Maggio è da sempre, per gli appassionati di ciclismo, il mese del Giro d’Italia, di quel rito laico su due ruote che riunisce la penisola in un unico serpentone di atleti e di popolo. Quest’anno, purtroppo, tutto questo non sarà possibile a causa di quel Covid-19, giornalisticamente detto Coronavirus, già più volte citato su questo giornale e dallo scrivente. La corsa rosa sarà recuperata, salvo cambiamenti, nel prossimo ottobre.
Come poter, allora, parlare di ciclismo con le ruote dei campioni ferme? Sono la nostalgia e il ricordo a rispondere. Quanti illustri vincitori e quante storie può vantare questa gara! Una merita una menzione particolare! Giusto trent’anni fa, era il 18 maggio 1990, prendeva il via da Bari l’edizione 73 che sarà ricordata come quella di Gianni Bugno.

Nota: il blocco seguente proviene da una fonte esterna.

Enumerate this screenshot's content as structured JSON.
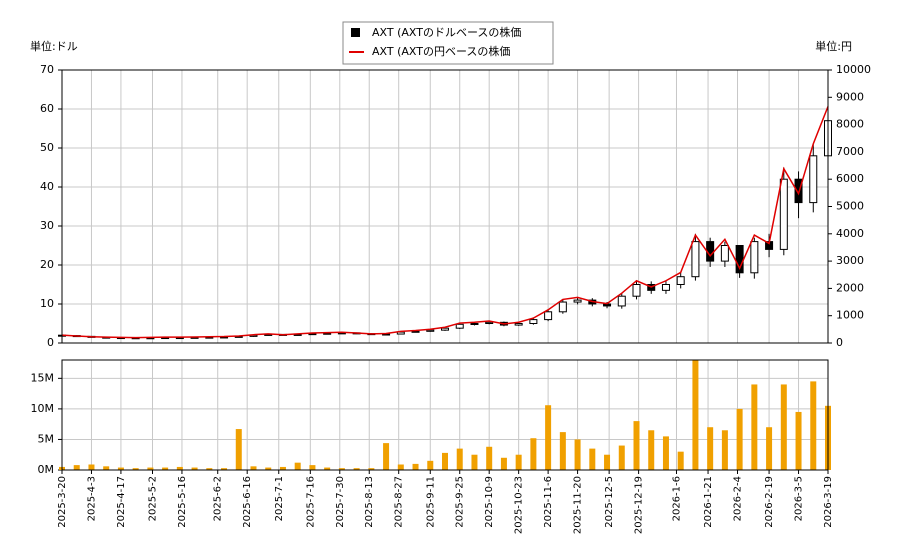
{
  "chart_data": [
    {
      "type": "candlestick",
      "y_label": "単位:ドル",
      "y2_label": "単位:円",
      "x": [
        "2025-3-20",
        "2025-3-27",
        "2025-4-3",
        "2025-4-10",
        "2025-4-17",
        "2025-4-24",
        "2025-5-1",
        "2025-5-8",
        "2025-5-15",
        "2025-5-22",
        "2025-5-29",
        "2025-6-5",
        "2025-6-12",
        "2025-6-19",
        "2025-6-26",
        "2025-7-3",
        "2025-7-10",
        "2025-7-17",
        "2025-7-24",
        "2025-7-31",
        "2025-8-7",
        "2025-8-14",
        "2025-8-21",
        "2025-8-28",
        "2025-9-4",
        "2025-9-11",
        "2025-9-18",
        "2025-9-25",
        "2025-10-2",
        "2025-10-9",
        "2025-10-16",
        "2025-10-23",
        "2025-10-30",
        "2025-11-6",
        "2025-11-13",
        "2025-11-20",
        "2025-11-27",
        "2025-12-4",
        "2025-12-11",
        "2025-12-18",
        "2025-12-25",
        "2026-1-1",
        "2026-1-8",
        "2026-1-15",
        "2026-1-22",
        "2026-1-29",
        "2026-2-5",
        "2026-2-12",
        "2026-2-19",
        "2026-2-26",
        "2026-3-5",
        "2026-3-12",
        "2026-3-19"
      ],
      "series": [
        {
          "name": "AXT (AXTのドルベースの株価",
          "color": "#000000",
          "open": [
            2.0,
            1.9,
            1.7,
            1.5,
            1.4,
            1.35,
            1.3,
            1.35,
            1.4,
            1.4,
            1.45,
            1.5,
            1.55,
            1.7,
            2.0,
            2.2,
            2.0,
            2.2,
            2.4,
            2.5,
            2.6,
            2.4,
            2.2,
            2.3,
            2.8,
            3.0,
            3.3,
            3.8,
            4.8,
            5.0,
            5.3,
            4.6,
            5.0,
            6.0,
            8.0,
            10.5,
            11,
            10,
            9.5,
            12,
            15,
            13.5,
            15,
            17,
            26,
            21,
            25,
            18,
            26,
            24,
            42,
            36,
            48
          ],
          "high": [
            2.1,
            2.0,
            1.8,
            1.6,
            1.5,
            1.45,
            1.45,
            1.5,
            1.5,
            1.55,
            1.6,
            1.65,
            1.8,
            2.1,
            2.4,
            2.3,
            2.3,
            2.6,
            2.6,
            2.8,
            2.7,
            2.5,
            2.4,
            3.0,
            3.2,
            3.5,
            4.0,
            5.1,
            5.3,
            5.6,
            5.5,
            5.3,
            6.4,
            8.6,
            11.2,
            11.8,
            11.5,
            10.5,
            12.8,
            16,
            15.8,
            16,
            18,
            28,
            27,
            26,
            25,
            27,
            28,
            45,
            44,
            51,
            63
          ],
          "low": [
            1.8,
            1.6,
            1.4,
            1.3,
            1.25,
            1.2,
            1.25,
            1.3,
            1.3,
            1.35,
            1.4,
            1.45,
            1.5,
            1.6,
            1.9,
            1.9,
            1.9,
            2.1,
            2.3,
            2.4,
            2.3,
            2.1,
            2.1,
            2.2,
            2.7,
            2.9,
            3.1,
            3.6,
            4.5,
            4.8,
            4.3,
            4.4,
            4.7,
            5.6,
            7.5,
            9.9,
            9.4,
            8.9,
            8.8,
            11.2,
            12.6,
            12.6,
            14,
            16,
            19.5,
            19.5,
            16.7,
            16.5,
            22,
            22.5,
            32,
            33.5,
            45
          ],
          "close": [
            1.9,
            1.7,
            1.5,
            1.4,
            1.35,
            1.3,
            1.35,
            1.4,
            1.4,
            1.45,
            1.5,
            1.55,
            1.7,
            2.0,
            2.2,
            2.0,
            2.2,
            2.4,
            2.5,
            2.6,
            2.4,
            2.2,
            2.3,
            2.8,
            3.0,
            3.3,
            3.8,
            4.8,
            5.0,
            5.3,
            4.6,
            5.0,
            6.0,
            8.0,
            10.5,
            11,
            10,
            9.5,
            12,
            15,
            13.5,
            15,
            17,
            26,
            21,
            25,
            18,
            26,
            24,
            42,
            36,
            48,
            57
          ]
        },
        {
          "name": "AXT (AXTの円ベースの株価",
          "color": "#e00000",
          "axis": "y2",
          "values": [
            289,
            258,
            228,
            213,
            205,
            198,
            205,
            213,
            213,
            220,
            228,
            236,
            258,
            304,
            334,
            304,
            334,
            365,
            380,
            395,
            365,
            334,
            350,
            426,
            456,
            502,
            578,
            730,
            760,
            806,
            699,
            760,
            912,
            1216,
            1596,
            1672,
            1520,
            1444,
            1824,
            2280,
            2052,
            2280,
            2584,
            3952,
            3192,
            3800,
            2736,
            3952,
            3648,
            6384,
            5472,
            7296,
            8664
          ]
        }
      ],
      "ylim": [
        0,
        70
      ],
      "yticks": [
        0,
        10,
        20,
        30,
        40,
        50,
        60,
        70
      ],
      "y2lim": [
        0,
        10000
      ],
      "y2ticks": [
        0,
        1000,
        2000,
        3000,
        4000,
        5000,
        6000,
        7000,
        8000,
        9000,
        10000
      ],
      "grid": true
    },
    {
      "type": "bar",
      "color": "#f0a000",
      "values": [
        500000,
        800000,
        900000,
        600000,
        400000,
        300000,
        400000,
        400000,
        500000,
        400000,
        300000,
        300000,
        6700000,
        600000,
        400000,
        500000,
        1200000,
        800000,
        400000,
        300000,
        300000,
        300000,
        4400000,
        900000,
        1000000,
        1500000,
        2800000,
        3500000,
        2500000,
        3800000,
        2000000,
        2500000,
        5200000,
        10600000,
        6200000,
        5000000,
        3500000,
        2500000,
        4000000,
        8000000,
        6500000,
        5500000,
        3000000,
        18000000,
        7000000,
        6500000,
        10000000,
        14000000,
        7000000,
        14000000,
        9500000,
        14500000,
        10500000
      ],
      "ylim": [
        0,
        18000000
      ],
      "yticks": [
        {
          "value": 0,
          "label": "0M"
        },
        {
          "value": 5000000,
          "label": "5M"
        },
        {
          "value": 10000000,
          "label": "10M"
        },
        {
          "value": 15000000,
          "label": "15M"
        }
      ],
      "xlim": [
        "2025-3-20",
        "2026-3-19"
      ],
      "xticks": [
        "2025-3-20",
        "2025-4-3",
        "2025-4-17",
        "2025-5-2",
        "2025-5-16",
        "2025-6-2",
        "2025-6-16",
        "2025-7-1",
        "2025-7-16",
        "2025-7-30",
        "2025-8-13",
        "2025-8-27",
        "2025-9-11",
        "2025-9-25",
        "2025-10-9",
        "2025-10-23",
        "2025-11-6",
        "2025-11-20",
        "2025-12-5",
        "2025-12-19",
        "2026-1-6",
        "2026-1-21",
        "2026-2-4",
        "2026-2-19",
        "2026-3-5",
        "2026-3-19"
      ],
      "grid": true
    }
  ]
}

Ciclista di classe immensa, maestro di stile, vinse quel Giro indossando la maglia da leader dalla prima all’ultima tappa. Indossò la “rosa”, un po’ a sorpresa, dopo la cronometro iniziale e davanti a un signor specialista come Thierry Marie. Il monzese puntava, forse con un eccesso di modestia, a conservare il primato il più possibile. A causa di avversari fuori forma, demotivati, sfortunati, o, semplicemente, più deboli, riuscì a difendere il suo primo posto prima sul Vesuvio, dagli attacchi dello scalatore spagnolo Chozas, e, poi, a confermarsi con le vittorie di Vallombrosa e sul Sacro Monte di Varese. Arriverà solo secondo, invece, sullo storico arrivo di tappa del Pordoi. Quella vittoria sarebbe stata l’apoteosi di tanta grazia, ma Gianni non forzò, e quel 2 giugno 1990 lasciò vincere Charlie Mottet, corridore francese, che sarà pure secondo nella generale. Quel gesto grida ancora, per i suoi più sfegatati fans, vendetta, ma Bugno era così, qualità ed eleganza straordinaria, ma anche tanta umiltà e altruismo.
Quel Giro sarà anche l’unica grande corsa a tappe vinta dall’iridato 1991 e 1992 che, a detta di tutti, avrebbe meritato di vincere molto di più, ma quella sua innata modestia, per alcuni velata pure da una certa malinconia e “paura di cadere”, non glielo ha permesso. E, poi, parliamoci onestamente: se avesse primeggiato di più…non sarebbe stato il Gianni che migliaia di appassionati hanno amato, piangendo di fronte ai suoi improvvisi black-out in gara, e gioendo, invece, per ogni sua improvvisa rinascita!
Giancarlo Perini, ciclista italiano degli anni 80-90, ribattezzato duca di Benidorm per il grande lavoro che fece nel 1992 nel mondiale vinto dal lombardo, ebbe modo di dire: “Se Bugno avesse avuto la grinta di Chiappucci, e se Chiappucci avesse avuto la classe di Bugno, sarebbero stati due fenomeni.” Probabilmente, aggiungiamo noi, il brianzolo sarebbe stato un secondo Merckx, ma non più, però, un Bugno.
“Non ho la tessera del partito dei pessimisti, sono un simpatizzante. Credo che a staccarsi da terra ci si faccia troppo male, ricadendo. Sono fatto così. Da me non sentirete mai grandi proclami. Posso piacere o non piacere, ma non posso recitare una parte che non sento mia”. Questo dichiarò nel 1991. Giusto così, Gianni, ma con quella tua eleganza nel far mulinare il lungo rapporto, e con la tua micidiale progressione, la vittoria sul Pordoi nel 1990, e una maglia gialla a Parigi …le avresti meritate!